Читаем Дни яблок полностью

Я недолго повозился в поисках замочных скважин — одной, второй, — и мы вошли в квартиру.

— Вербена, — пробормотал я, — дух греха…

— Вот и мне так кажется, — церемонно сообщила Аня. — Возьми у меня плащ.

Квартира, несмотря на относительно непозднее время, была погружена в сладкий сон.

— Даже и хорошо, что света нет. Так интересно! Пройдем как по лабиринту, — прошептала Аня.

— И врежемся в стену лбом, — таинственно закончил я, будет «гори-гори ясно».

Гамелина хихикнула и сняла, судя по звуку, сапожки.

— Главное — добраться до кухни, — зашептал я, — там чай, еда и с улицы свет. Хоть какой-то.

Аня хмыкнула и провела по мне рукой, вслепую, сверху вниз, начав со лба.

— В темноте у вас всё по-другому, — сообщила она.

На кухне действительно было светлее. В окно просачивался, мутный от тумана, свет ярких жёлтых фонарей на площади.

— Давай чаю попьём, — прошелестела Гамелина, — у меня всё просто склеилось от этой «Пепси» твоей.

Я нашарил спички, зажёг конфорку и поставил чайник. Синий отсвет огня обнаружил Басю, прытко уклоняющуюся от гамелинских посягательств.

— Что это с ней? — удивлённо спросила Аня. — Одичала или как?

Бася юркнула под тахту и чихнула там злобно, раз и другой.

— Чтоб ты здорова была, — прошептал я, усевшись на пол.

— Яне слышу, что ты там бормочешь? — сказала Аня. — Ты разговариваешь с креслом?

— Да, — ответил я, оторвавшись от разглядывания кошачьих очей. — Ты не поверишь, какое он… оно интересный собеседник…

— Хм… — заметила Гамелина, подойдя поближе, так что я разглядел её ноги, — у нас есть одна старая табуретка, очень старая… так ни слова, за всё время.

— Мне кажется, — быстро сказал я, — она всё время видела одно и тоже э-э-э место. И что она может сказать после этого?

— Будто бы ваше кресло смотрит на вас свысока, — ухмыльнулась невидимая Аня.

— В детстве я не раз с него падал, — ответил я и пошарил руками вокруг себя.

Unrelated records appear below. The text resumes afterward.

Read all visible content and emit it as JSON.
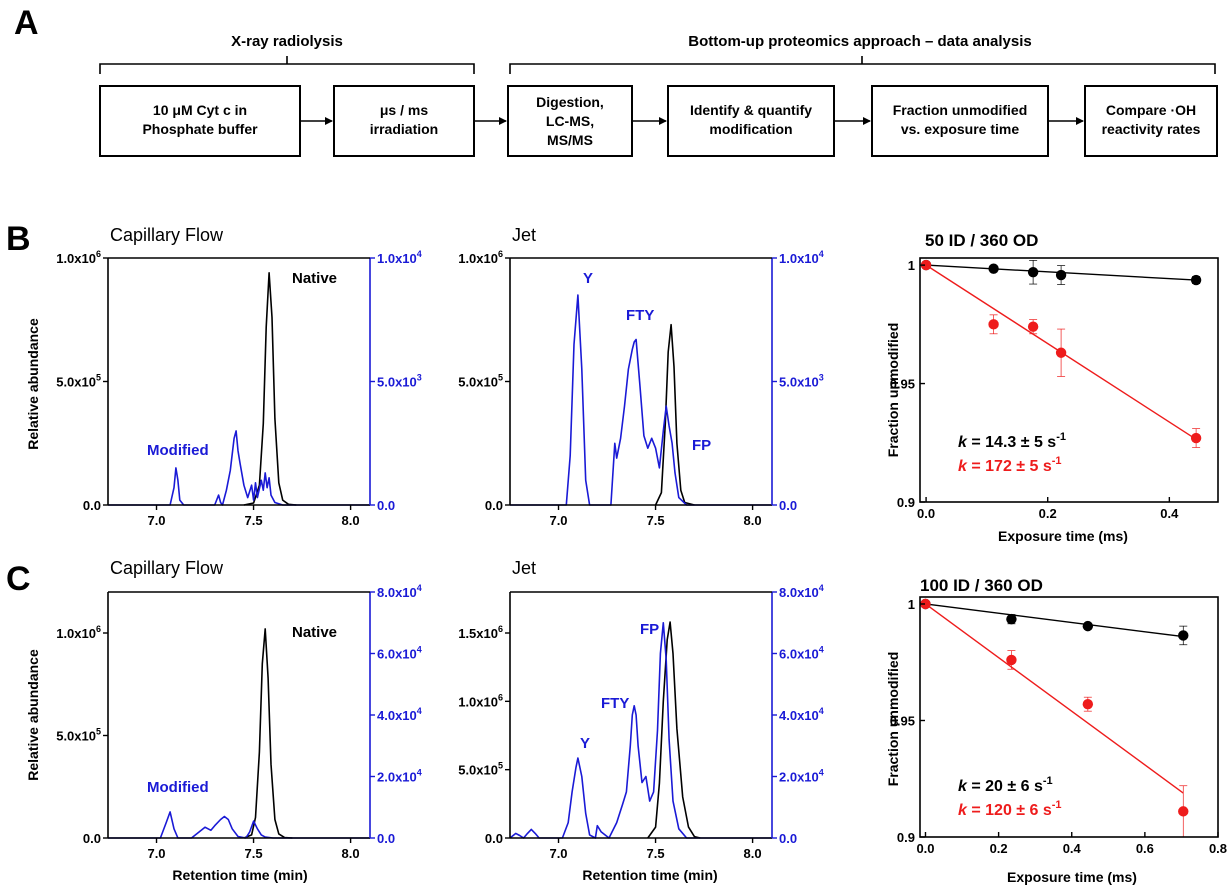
{
  "colors": {
    "black": "#000000",
    "blue": "#1a1ad6",
    "red": "#ee1c1c"
  },
  "panel_a": {
    "letter": "A",
    "header_left": "X-ray radiolysis",
    "header_right": "Bottom-up proteomics approach – data analysis",
    "steps": [
      [
        "10 μM Cyt c in",
        "Phosphate buffer"
      ],
      [
        "μs / ms",
        "irradiation"
      ],
      [
        "Digestion,",
        "LC-MS,",
        "MS/MS"
      ],
      [
        "Identify  & quantify",
        "modification"
      ],
      [
        "Fraction unmodified",
        "vs. exposure time"
      ],
      [
        "Compare ·OH",
        "reactivity rates"
      ]
    ]
  },
  "panel_b": {
    "letter": "B",
    "capillary": {
      "subtitle": "Capillary Flow",
      "ylabel": "Relative abundance",
      "xticks": [
        "7.0",
        "7.5",
        "8.0"
      ],
      "yticks_left": [
        "0.0",
        "5.0x10",
        "1.0x10"
      ],
      "yticks_left_exp": [
        "",
        "5",
        "6"
      ],
      "yticks_right": [
        "0.0",
        "5.0x10",
        "1.0x10"
      ],
      "yticks_right_exp": [
        "",
        "3",
        "4"
      ],
      "label_native": "Native",
      "label_modified": "Modified"
    },
    "jet": {
      "subtitle": "Jet",
      "xticks": [
        "7.0",
        "7.5",
        "8.0"
      ],
      "yticks_left": [
        "0.0",
        "5.0x10",
        "1.0x10"
      ],
      "yticks_left_exp": [
        "",
        "5",
        "6"
      ],
      "yticks_right": [
        "0.0",
        "5.0x10",
        "1.0x10"
      ],
      "yticks_right_exp": [
        "",
        "3",
        "4"
      ],
      "labels": [
        "Y",
        "FTY",
        "FP"
      ]
    },
    "kinetics": {
      "title": "50 ID / 360 OD",
      "ylabel": "Fraction unmodified",
      "xlabel": "Exposure time (ms)",
      "xticks": [
        "0.0",
        "0.2",
        "0.4"
      ],
      "yticks": [
        "0.9",
        "0.95",
        "1"
      ],
      "k_symbol": "k",
      "k_black": " = 14.3 ± 5 s",
      "k_red": " = 172 ± 5 s",
      "k_exp": "-1"
    }
  },
  "panel_c": {
    "letter": "C",
    "capillary": {
      "subtitle": "Capillary Flow",
      "ylabel": "Relative abundance",
      "xlabel": "Retention time (min)",
      "xticks": [
        "7.0",
        "7.5",
        "8.0"
      ],
      "yticks_left": [
        "0.0",
        "5.0x10",
        "1.0x10"
      ],
      "yticks_left_exp": [
        "",
        "5",
        "6"
      ],
      "yticks_right": [
        "0.0",
        "2.0x10",
        "4.0x10",
        "6.0x10",
        "8.0x10"
      ],
      "yticks_right_exp": [
        "",
        "4",
        "4",
        "4",
        "4"
      ],
      "label_native": "Native",
      "label_modified": "Modified"
    },
    "jet": {
      "subtitle": "Jet",
      "xlabel": "Retention time (min)",
      "xticks": [
        "7.0",
        "7.5",
        "8.0"
      ],
      "yticks_left": [
        "0.0",
        "5.0x10",
        "1.0x10",
        "1.5x10"
      ],
      "yticks_left_exp": [
        "",
        "5",
        "6",
        "6"
      ],
      "yticks_right": [
        "0.0",
        "2.0x10",
        "4.0x10",
        "6.0x10",
        "8.0x10"
      ],
      "yticks_right_exp": [
        "",
        "4",
        "4",
        "4",
        "4"
      ],
      "labels": [
        "Y",
        "FTY",
        "FP"
      ]
    },
    "kinetics": {
      "title": "100 ID / 360 OD",
      "ylabel": "Fraction unmodified",
      "xlabel": "Exposure time (ms)",
      "xticks": [
        "0.0",
        "0.2",
        "0.4",
        "0.6",
        "0.8"
      ],
      "yticks": [
        "0.9",
        "0.95",
        "1"
      ],
      "k_symbol": "k",
      "k_black": " = 20 ± 6 s",
      "k_red": " = 120 ± 6 s",
      "k_exp": "-1"
    }
  },
  "chart_data": [
    {
      "id": "B-capillary",
      "type": "line",
      "xlim": [
        6.75,
        8.1
      ],
      "ylim_left": [
        0,
        1000000
      ],
      "ylim_right": [
        0,
        10000
      ],
      "series": [
        {
          "axis": "left",
          "color": "#000000",
          "x": [
            7.45,
            7.5,
            7.53,
            7.55,
            7.565,
            7.58,
            7.595,
            7.61,
            7.63,
            7.65,
            7.68,
            7.72
          ],
          "y": [
            0,
            8000,
            80000,
            330000,
            720000,
            940000,
            760000,
            350000,
            90000,
            20000,
            3000,
            0
          ]
        },
        {
          "axis": "right",
          "color": "#1a1ad6",
          "x": [
            6.75,
            7.07,
            7.09,
            7.1,
            7.11,
            7.12,
            7.14,
            7.3,
            7.32,
            7.33,
            7.34,
            7.36,
            7.38,
            7.4,
            7.41,
            7.42,
            7.43,
            7.45,
            7.47,
            7.49,
            7.5,
            7.51,
            7.52,
            7.54,
            7.55,
            7.56,
            7.57,
            7.58,
            7.59,
            7.61,
            7.65,
            8.1
          ],
          "y": [
            0,
            0,
            700,
            1500,
            1000,
            200,
            0,
            0,
            400,
            100,
            0,
            600,
            1400,
            2700,
            3000,
            2200,
            1700,
            800,
            300,
            800,
            200,
            900,
            300,
            1000,
            600,
            1300,
            700,
            1100,
            400,
            100,
            0,
            0
          ]
        }
      ]
    },
    {
      "id": "B-jet",
      "type": "line",
      "xlim": [
        6.75,
        8.1
      ],
      "ylim_left": [
        0,
        1000000
      ],
      "ylim_right": [
        0,
        10000
      ],
      "series": [
        {
          "axis": "left",
          "color": "#000000",
          "x": [
            7.5,
            7.53,
            7.55,
            7.565,
            7.58,
            7.595,
            7.61,
            7.63,
            7.65,
            7.7
          ],
          "y": [
            0,
            50000,
            330000,
            620000,
            730000,
            560000,
            250000,
            60000,
            10000,
            0
          ]
        },
        {
          "axis": "right",
          "color": "#1a1ad6",
          "x": [
            6.75,
            7.04,
            7.06,
            7.08,
            7.1,
            7.12,
            7.14,
            7.16,
            7.27,
            7.29,
            7.3,
            7.32,
            7.34,
            7.36,
            7.38,
            7.39,
            7.4,
            7.42,
            7.44,
            7.46,
            7.48,
            7.5,
            7.52,
            7.54,
            7.555,
            7.57,
            7.585,
            7.6,
            7.62,
            7.66,
            8.1
          ],
          "y": [
            0,
            0,
            2000,
            6500,
            8500,
            5500,
            1000,
            0,
            0,
            2500,
            1900,
            2700,
            4000,
            5500,
            6300,
            6600,
            6700,
            4800,
            2800,
            2300,
            2700,
            2300,
            1500,
            3000,
            4000,
            3200,
            2500,
            1300,
            300,
            0,
            0
          ]
        }
      ]
    },
    {
      "id": "B-kinetics",
      "type": "scatter",
      "title": "50 ID / 360 OD",
      "xlabel": "Exposure time (ms)",
      "ylabel": "Fraction unmodified",
      "xlim": [
        -0.01,
        0.48
      ],
      "ylim": [
        0.9,
        1.003
      ],
      "series": [
        {
          "color": "#000000",
          "x": [
            0,
            0.111,
            0.176,
            0.222,
            0.444
          ],
          "y": [
            1,
            0.9985,
            0.997,
            0.9958,
            0.9937
          ],
          "err": [
            0,
            0.001,
            0.005,
            0.004,
            0.0015
          ],
          "k": 14.3
        },
        {
          "color": "#ee1c1c",
          "x": [
            0,
            0.111,
            0.176,
            0.222,
            0.444
          ],
          "y": [
            1,
            0.975,
            0.974,
            0.963,
            0.927
          ],
          "err": [
            0,
            0.004,
            0.003,
            0.01,
            0.004
          ],
          "k": 172
        }
      ]
    },
    {
      "id": "C-capillary",
      "type": "line",
      "xlim": [
        6.75,
        8.1
      ],
      "ylim_left": [
        0,
        1200000
      ],
      "ylim_right": [
        0,
        80000
      ],
      "series": [
        {
          "axis": "left",
          "color": "#000000",
          "x": [
            7.45,
            7.49,
            7.51,
            7.53,
            7.545,
            7.56,
            7.575,
            7.59,
            7.61,
            7.63,
            7.66,
            7.7
          ],
          "y": [
            0,
            15000,
            100000,
            420000,
            850000,
            1020000,
            780000,
            360000,
            90000,
            20000,
            2000,
            0
          ]
        },
        {
          "axis": "right",
          "color": "#1a1ad6",
          "x": [
            6.75,
            7.02,
            7.05,
            7.07,
            7.09,
            7.11,
            7.18,
            7.22,
            7.25,
            7.28,
            7.3,
            7.33,
            7.35,
            7.37,
            7.39,
            7.42,
            7.46,
            7.48,
            7.5,
            7.52,
            7.54,
            7.56,
            7.6,
            8.1
          ],
          "y": [
            0,
            0,
            5000,
            8500,
            3000,
            0,
            0,
            2000,
            3500,
            2500,
            4000,
            6000,
            7000,
            6000,
            3000,
            500,
            0,
            2000,
            5500,
            3000,
            1000,
            300,
            0,
            0
          ]
        }
      ]
    },
    {
      "id": "C-jet",
      "type": "line",
      "xlim": [
        6.75,
        8.1
      ],
      "ylim_left": [
        0,
        1800000
      ],
      "ylim_right": [
        0,
        80000
      ],
      "series": [
        {
          "axis": "left",
          "color": "#000000",
          "x": [
            7.46,
            7.5,
            7.52,
            7.54,
            7.56,
            7.575,
            7.59,
            7.61,
            7.64,
            7.67,
            7.7,
            7.73
          ],
          "y": [
            0,
            80000,
            400000,
            1000000,
            1450000,
            1580000,
            1350000,
            800000,
            300000,
            80000,
            10000,
            0
          ]
        },
        {
          "axis": "right",
          "color": "#1a1ad6",
          "x": [
            6.75,
            6.78,
            6.8,
            6.82,
            6.84,
            6.86,
            6.88,
            6.9,
            7.02,
            7.05,
            7.07,
            7.09,
            7.1,
            7.12,
            7.14,
            7.16,
            7.19,
            7.2,
            7.22,
            7.26,
            7.3,
            7.33,
            7.35,
            7.37,
            7.38,
            7.39,
            7.4,
            7.41,
            7.43,
            7.45,
            7.47,
            7.49,
            7.51,
            7.525,
            7.54,
            7.555,
            7.57,
            7.59,
            7.62,
            7.66,
            8.1
          ],
          "y": [
            0,
            1500,
            800,
            0,
            1500,
            2800,
            1500,
            0,
            0,
            5000,
            15000,
            23000,
            26000,
            20000,
            8000,
            1000,
            0,
            4000,
            2000,
            0,
            5000,
            11000,
            15000,
            30000,
            40000,
            43000,
            40000,
            30000,
            18000,
            20000,
            12000,
            15000,
            35000,
            60000,
            70000,
            58000,
            32000,
            12000,
            3000,
            0,
            0
          ]
        }
      ]
    },
    {
      "id": "C-kinetics",
      "type": "scatter",
      "title": "100 ID / 360 OD",
      "xlabel": "Exposure time (ms)",
      "ylabel": "Fraction unmodified",
      "xlim": [
        -0.015,
        0.8
      ],
      "ylim": [
        0.9,
        1.003
      ],
      "series": [
        {
          "color": "#000000",
          "x": [
            0,
            0.235,
            0.444,
            0.705
          ],
          "y": [
            1,
            0.9935,
            0.9905,
            0.9865
          ],
          "err": [
            0,
            0.002,
            0.001,
            0.004
          ],
          "k": 20
        },
        {
          "color": "#ee1c1c",
          "x": [
            0,
            0.235,
            0.444,
            0.705
          ],
          "y": [
            1,
            0.976,
            0.957,
            0.911
          ],
          "err": [
            0,
            0.004,
            0.003,
            0.011
          ],
          "k": 120
        }
      ]
    }
  ]
}
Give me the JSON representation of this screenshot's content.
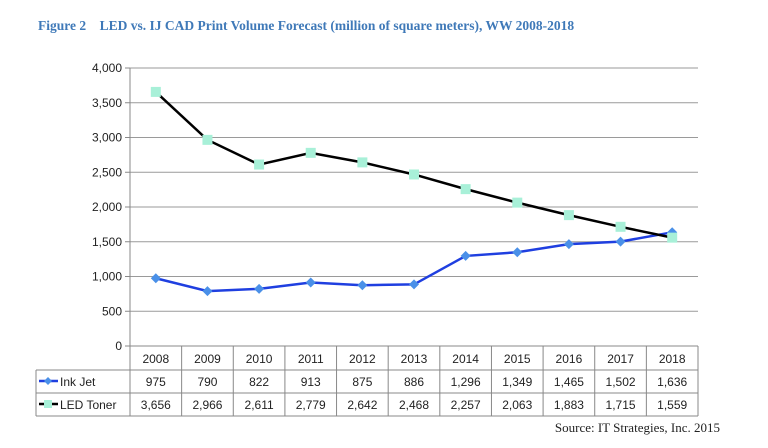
{
  "figure": {
    "label": "Figure 2",
    "title": "LED vs. IJ CAD Print Volume Forecast (million of square meters), WW 2008-2018",
    "source": "Source: IT Strategies, Inc. 2015"
  },
  "chart_data": {
    "type": "line",
    "title": "LED vs. IJ CAD Print Volume Forecast (million of square meters), WW 2008-2018",
    "categories": [
      "2008",
      "2009",
      "2010",
      "2011",
      "2012",
      "2013",
      "2014",
      "2015",
      "2016",
      "2017",
      "2018"
    ],
    "ylim": [
      0,
      4000
    ],
    "yticks": [
      0,
      500,
      1000,
      1500,
      2000,
      2500,
      3000,
      3500,
      4000
    ],
    "ytick_labels": [
      "0",
      "500",
      "1,000",
      "1,500",
      "2,000",
      "2,500",
      "3,000",
      "3,500",
      "4,000"
    ],
    "grid": "horizontal",
    "legend": "data-table",
    "series": [
      {
        "name": "Ink Jet",
        "color": "#1f3fe0",
        "marker_color": "#4a90e8",
        "marker": "diamond",
        "values": [
          975,
          790,
          822,
          913,
          875,
          886,
          1296,
          1349,
          1465,
          1502,
          1636
        ],
        "labels": [
          "975",
          "790",
          "822",
          "913",
          "875",
          "886",
          "1,296",
          "1,349",
          "1,465",
          "1,502",
          "1,636"
        ]
      },
      {
        "name": "LED Toner",
        "color": "#000000",
        "marker_color": "#a8f0d8",
        "marker": "square",
        "values": [
          3656,
          2966,
          2611,
          2779,
          2642,
          2468,
          2257,
          2063,
          1883,
          1715,
          1559
        ],
        "labels": [
          "3,656",
          "2,966",
          "2,611",
          "2,779",
          "2,642",
          "2,468",
          "2,257",
          "2,063",
          "1,883",
          "1,715",
          "1,559"
        ]
      }
    ]
  }
}
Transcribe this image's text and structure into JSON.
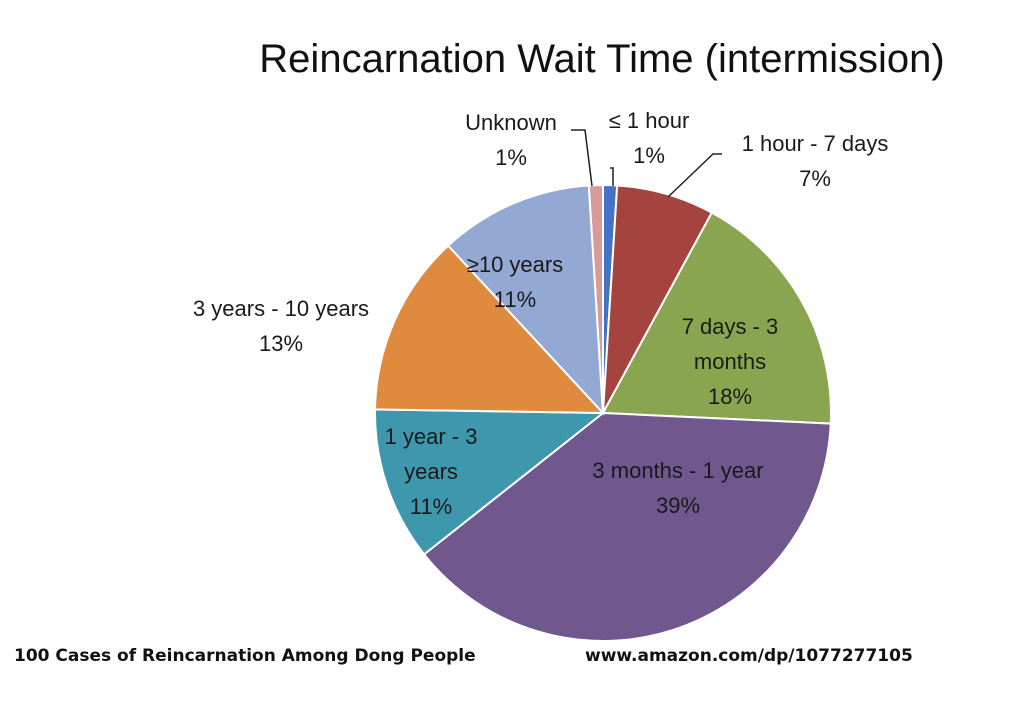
{
  "chart_data": {
    "type": "pie",
    "title": "Reincarnation Wait Time (intermission)",
    "slices": [
      {
        "label": [
          "≤ 1 hour"
        ],
        "pct_label": "1%",
        "value": 1,
        "color": "#4472C4"
      },
      {
        "label": [
          "1 hour - 7 days"
        ],
        "pct_label": "7%",
        "value": 7,
        "color": "#A5443F"
      },
      {
        "label": [
          "7 days - 3",
          "months"
        ],
        "pct_label": "18%",
        "value": 18,
        "color": "#8AA54F"
      },
      {
        "label": [
          "3 months - 1 year"
        ],
        "pct_label": "39%",
        "value": 39,
        "color": "#70588F"
      },
      {
        "label": [
          "1 year - 3",
          "years"
        ],
        "pct_label": "11%",
        "value": 11,
        "color": "#3F97AD"
      },
      {
        "label": [
          "3 years - 10 years"
        ],
        "pct_label": "13%",
        "value": 13,
        "color": "#E08A3D"
      },
      {
        "label": [
          "≥10 years"
        ],
        "pct_label": "11%",
        "value": 11,
        "color": "#93A9D3"
      },
      {
        "label": [
          "Unknown"
        ],
        "pct_label": "1%",
        "value": 1,
        "color": "#D99A9A"
      }
    ],
    "legend": "none"
  },
  "footer": {
    "book": "100 Cases of Reincarnation Among Dong People",
    "url": "www.amazon.com/dp/1077277105"
  }
}
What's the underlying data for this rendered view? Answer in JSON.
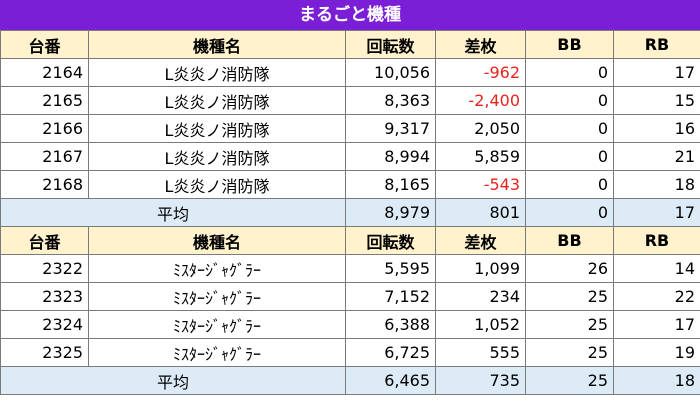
{
  "title": "まるごと機種",
  "neg_color": "#e8221c",
  "header_bg": "#fff2cc",
  "avg_bg": "#ddebf7",
  "title_bg": "#7b1fd6",
  "sections": [
    {
      "headers": [
        "台番",
        "機種名",
        "回転数",
        "差枚",
        "BB",
        "RB"
      ],
      "rows": [
        {
          "no": "2164",
          "name": "L炎炎ノ消防隊",
          "spins": "10,056",
          "diff": "-962",
          "bb": "0",
          "rb": "17",
          "neg": true
        },
        {
          "no": "2165",
          "name": "L炎炎ノ消防隊",
          "spins": "8,363",
          "diff": "-2,400",
          "bb": "0",
          "rb": "15",
          "neg": true
        },
        {
          "no": "2166",
          "name": "L炎炎ノ消防隊",
          "spins": "9,317",
          "diff": "2,050",
          "bb": "0",
          "rb": "16",
          "neg": false
        },
        {
          "no": "2167",
          "name": "L炎炎ノ消防隊",
          "spins": "8,994",
          "diff": "5,859",
          "bb": "0",
          "rb": "21",
          "neg": false
        },
        {
          "no": "2168",
          "name": "L炎炎ノ消防隊",
          "spins": "8,165",
          "diff": "-543",
          "bb": "0",
          "rb": "18",
          "neg": true
        }
      ],
      "avg": {
        "label": "平均",
        "spins": "8,979",
        "diff": "801",
        "bb": "0",
        "rb": "17"
      }
    },
    {
      "headers": [
        "台番",
        "機種名",
        "回転数",
        "差枚",
        "BB",
        "RB"
      ],
      "rows": [
        {
          "no": "2322",
          "name": "ﾐｽﾀｰｼﾞｬｸﾞﾗｰ",
          "spins": "5,595",
          "diff": "1,099",
          "bb": "26",
          "rb": "14",
          "neg": false
        },
        {
          "no": "2323",
          "name": "ﾐｽﾀｰｼﾞｬｸﾞﾗｰ",
          "spins": "7,152",
          "diff": "234",
          "bb": "25",
          "rb": "22",
          "neg": false
        },
        {
          "no": "2324",
          "name": "ﾐｽﾀｰｼﾞｬｸﾞﾗｰ",
          "spins": "6,388",
          "diff": "1,052",
          "bb": "25",
          "rb": "17",
          "neg": false
        },
        {
          "no": "2325",
          "name": "ﾐｽﾀｰｼﾞｬｸﾞﾗｰ",
          "spins": "6,725",
          "diff": "555",
          "bb": "25",
          "rb": "19",
          "neg": false
        }
      ],
      "avg": {
        "label": "平均",
        "spins": "6,465",
        "diff": "735",
        "bb": "25",
        "rb": "18"
      }
    }
  ]
}
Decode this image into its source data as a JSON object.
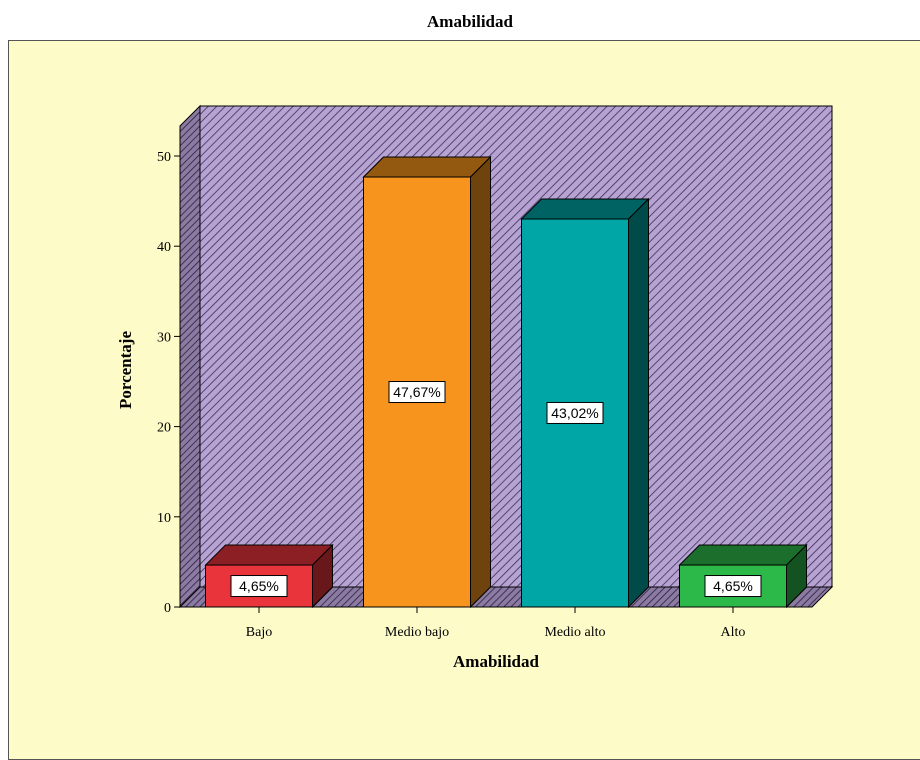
{
  "chart_data": {
    "type": "bar",
    "title": "Amabilidad",
    "xlabel": "Amabilidad",
    "ylabel": "Porcentaje",
    "categories": [
      "Bajo",
      "Medio bajo",
      "Medio alto",
      "Alto"
    ],
    "values": [
      4.65,
      47.67,
      43.02,
      4.65
    ],
    "data_labels": [
      "4,65%",
      "47,67%",
      "43,02%",
      "4,65%"
    ],
    "ylim": [
      0,
      50
    ],
    "yticks": [
      "0",
      "10",
      "20",
      "30",
      "40",
      "50"
    ],
    "colors": [
      "#e8343a",
      "#f7941d",
      "#00a5a5",
      "#2db84a"
    ],
    "background_color": "#fdfbc8",
    "wall_color": "#b7a3d3",
    "grid": false
  }
}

— Гамелина, я нашёл только брелок, — сказал я и протянул ей маленького медного зайца, — а вот куда ты дела ключ?

— Ну, я знаю? — равнодушно протянула она. — Может, дыра в кармане, а может, перчатки скользкие… Ты ж помнишь этот ригель: тяжёлый, длинный…

Кухня наполнилась неверным, удушливым теплом. Я поднялся, выключил конфорку, и зыбкий свет её угас, уступив место полумраку, едва разбавленному далёкими фонарями.

— Можно я возьму ваше варенье? — попросила Гамелина. — У вас всегда такое необычное…

Я молча налил ей чаю и отодвинулся от буфета. Анька опустилась на коленки и принялась рыскать по полкам и извлекать банки из буфета, бормоча: «Так, это клубника, тут слива, а здесь что-то красненькое… Даник, а тут что написано? А, райские яблоки с веточками, это наша банка, Эмма вам принесла…»

Я решил прервать это жужжание.

— Аня, — сказал я, — ну что ты как оса? Чего снуёшься там во мраке?

— Ищу, — глухо сказала сунувшая голову внутрь Гамелина, — у вас тут было такое — зелёное, даже изумрудное, крыжовенное, наверное, и с вишнёвым листом. Незабываемый вкус!

— Это царское, — сказал я, — оно слева, в углу.

— Не вижу, — отозвалась Аня.

— Правильно, — заметил я, становясь рядом с нею. — Ты ж не сыч. В темноте не видишь.

И выпихнул её из тумбы.

— Подумаешь, какой филин, — весело заметила Гамелина, — так где всё-таки варенье?

— Пылын — это рыб или звэр? — ответил я и протянул ей банку.

Аня взяла её, наши пальцы соприкоснулись… «И никакого общего будущего», — снова подумал я. Потянуло копотью и разогретой смолой, и пылью, и кипячёной водой — так всегда пахнет на вокзалах — расставанием и словом «никогда».

— Даник! — донеслось до меня издалека. Я моргнул. Гамелина, стоя у стола, щедро мазала вареньем разрезанную пополам двенадцатикопеечную булочку-рогалик. Я сидел на полу спиной к буфету.

— Даник, — поинтересовалась Аня, — ты всё-таки тормоз или придуриваешься?

— Не скажу, — буркнул я, поднимаясь, — а то тебе страшно станет.

Гамелина завершила ритуальное умащивание рогалика и принялась поскорее обкусывать края продолговатого хлебобулочного изделия — видно, переборщила с вареньем.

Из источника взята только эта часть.